Kürtlere sömürge hukuku
Türkiye’de kanun uygulanırken işçiyi ayırır patronu kayırır; erkeği korur kadını vurur. Nihayet Diyarbakır'da verilen kararın da gösterdiği gibi Türkiye’de kanun Türke ayrı Kürde ayrı işler.
Mustafa Balbay’ın Anayasa Mahkemesi’ne bireysel başvuru yaparak uzun tutukluluk sürecine itiraz etmesinin ardından tahliye olması BDP’li beş tutuklu milletvekilinin de tahliye edilmesi umudunu güçlendirmişti. Diyarbakır 5. Ağır Ceza Mahkemesi ise Anayasa Mahkemesi’nin kararının sadece Balbay’ı bağladığını iddia ederek BDP’li milletvekilleri İbrahim Ayhan ve Gülser Yıldırım’ın tahliye taleplerini reddetti. Oysa bu iki milletvekili için 5 ila 10 yıla kadar cezalar isteniyor ve İbrahim Ayhan ile Gülser Yıldırım 3 yıldır tutuklu. Zaten bu insanları verdikleri oylarla vekil olarak seçtiren halkın iradesi yıllardır çiğneniyor. Ama çiğnenen sadece bu irade değil en temel burjuva hukuk ilkeleri bile ayaklar altına alınıyor.

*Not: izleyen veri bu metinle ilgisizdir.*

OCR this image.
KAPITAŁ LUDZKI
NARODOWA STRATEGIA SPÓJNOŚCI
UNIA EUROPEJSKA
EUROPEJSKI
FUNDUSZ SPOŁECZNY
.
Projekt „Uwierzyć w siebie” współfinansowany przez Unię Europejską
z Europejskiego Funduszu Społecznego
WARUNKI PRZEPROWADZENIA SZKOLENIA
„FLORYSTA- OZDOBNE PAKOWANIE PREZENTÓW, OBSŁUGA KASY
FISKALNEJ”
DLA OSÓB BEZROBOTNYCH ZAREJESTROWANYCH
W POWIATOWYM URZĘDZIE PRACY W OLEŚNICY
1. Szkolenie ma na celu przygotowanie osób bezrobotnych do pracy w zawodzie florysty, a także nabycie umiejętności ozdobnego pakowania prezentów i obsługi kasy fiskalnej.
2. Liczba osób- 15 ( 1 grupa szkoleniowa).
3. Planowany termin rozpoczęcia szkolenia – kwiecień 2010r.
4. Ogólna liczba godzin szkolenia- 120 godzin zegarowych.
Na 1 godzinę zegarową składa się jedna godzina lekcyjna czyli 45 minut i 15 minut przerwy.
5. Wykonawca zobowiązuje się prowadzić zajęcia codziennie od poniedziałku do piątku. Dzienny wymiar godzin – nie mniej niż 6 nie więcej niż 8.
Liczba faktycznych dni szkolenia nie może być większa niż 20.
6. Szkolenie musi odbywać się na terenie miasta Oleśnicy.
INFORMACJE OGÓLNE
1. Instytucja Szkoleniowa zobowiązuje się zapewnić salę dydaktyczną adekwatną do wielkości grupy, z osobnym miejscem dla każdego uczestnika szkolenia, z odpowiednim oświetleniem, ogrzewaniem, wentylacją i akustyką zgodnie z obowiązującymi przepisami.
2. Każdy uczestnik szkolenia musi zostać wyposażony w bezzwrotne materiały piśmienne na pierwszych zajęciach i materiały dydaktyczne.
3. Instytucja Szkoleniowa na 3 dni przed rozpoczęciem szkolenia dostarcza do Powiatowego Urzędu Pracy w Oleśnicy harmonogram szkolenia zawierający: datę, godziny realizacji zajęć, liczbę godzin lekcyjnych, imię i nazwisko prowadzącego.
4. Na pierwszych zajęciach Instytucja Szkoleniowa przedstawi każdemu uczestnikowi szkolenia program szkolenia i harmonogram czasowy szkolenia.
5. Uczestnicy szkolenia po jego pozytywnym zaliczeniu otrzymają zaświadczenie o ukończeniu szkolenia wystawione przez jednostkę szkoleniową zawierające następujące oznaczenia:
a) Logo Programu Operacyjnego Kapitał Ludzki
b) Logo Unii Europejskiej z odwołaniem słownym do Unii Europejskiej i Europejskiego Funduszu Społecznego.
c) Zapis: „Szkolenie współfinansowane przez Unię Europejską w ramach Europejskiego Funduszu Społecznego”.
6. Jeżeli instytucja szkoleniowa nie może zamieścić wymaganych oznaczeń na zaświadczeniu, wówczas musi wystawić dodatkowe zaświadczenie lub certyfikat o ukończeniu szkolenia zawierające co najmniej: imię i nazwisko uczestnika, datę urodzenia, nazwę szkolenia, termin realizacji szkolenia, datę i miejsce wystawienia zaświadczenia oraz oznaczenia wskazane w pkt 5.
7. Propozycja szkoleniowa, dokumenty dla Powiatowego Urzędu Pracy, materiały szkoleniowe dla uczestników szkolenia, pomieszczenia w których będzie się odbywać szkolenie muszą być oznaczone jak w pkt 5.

Osmanlı’da müslüman olmayan tebanın evlilik, veraset vb. konularındaki davaları kendi cemaat mahkemeleri tarafından görülürdü. Yani ikili hukuk sistemi söz konusuydu. Modern burjuva toplumunun hukuk ilkelerini benimseyen cumhuriyet ile tek hukuk sistemine geçilmiştir. Ne var ki bu teklik hep kağıt üstünde kalmıştır. Türkiye’de kanun uygulanırken işçiyi ayırır patronu kayırır; erkeği korur kadını vurur. Nihayet Diyarbakır 5. Ağır Ceza Mahkemesi’nin verdiği kararın da bir kez daha gösterdiği gibi Türkiye’de kanun Türke ayrı Kürde ayrı işler.
Halen mecliste faaliyetlerini sürdüren HDP’li milletvekilleri bu durumu protesto etmek için açlık grevine başladıklarını ilan ettiler. Siyasi gelenekte açlık grevi başka yollarla mücadele etme olanağı kalmadığında gündeme gelir. Belli ki HDP’li milletvekilleri yasalar, hukuk kaideleri ortada iken yapılan bu aleni haksızlığa bakıp yasama organının içinde bile kendilerini çaresiz hissediyorlar. Mevcut uygulamayı sömürge hukuku olarak tanımlıyorlar. Haklılar!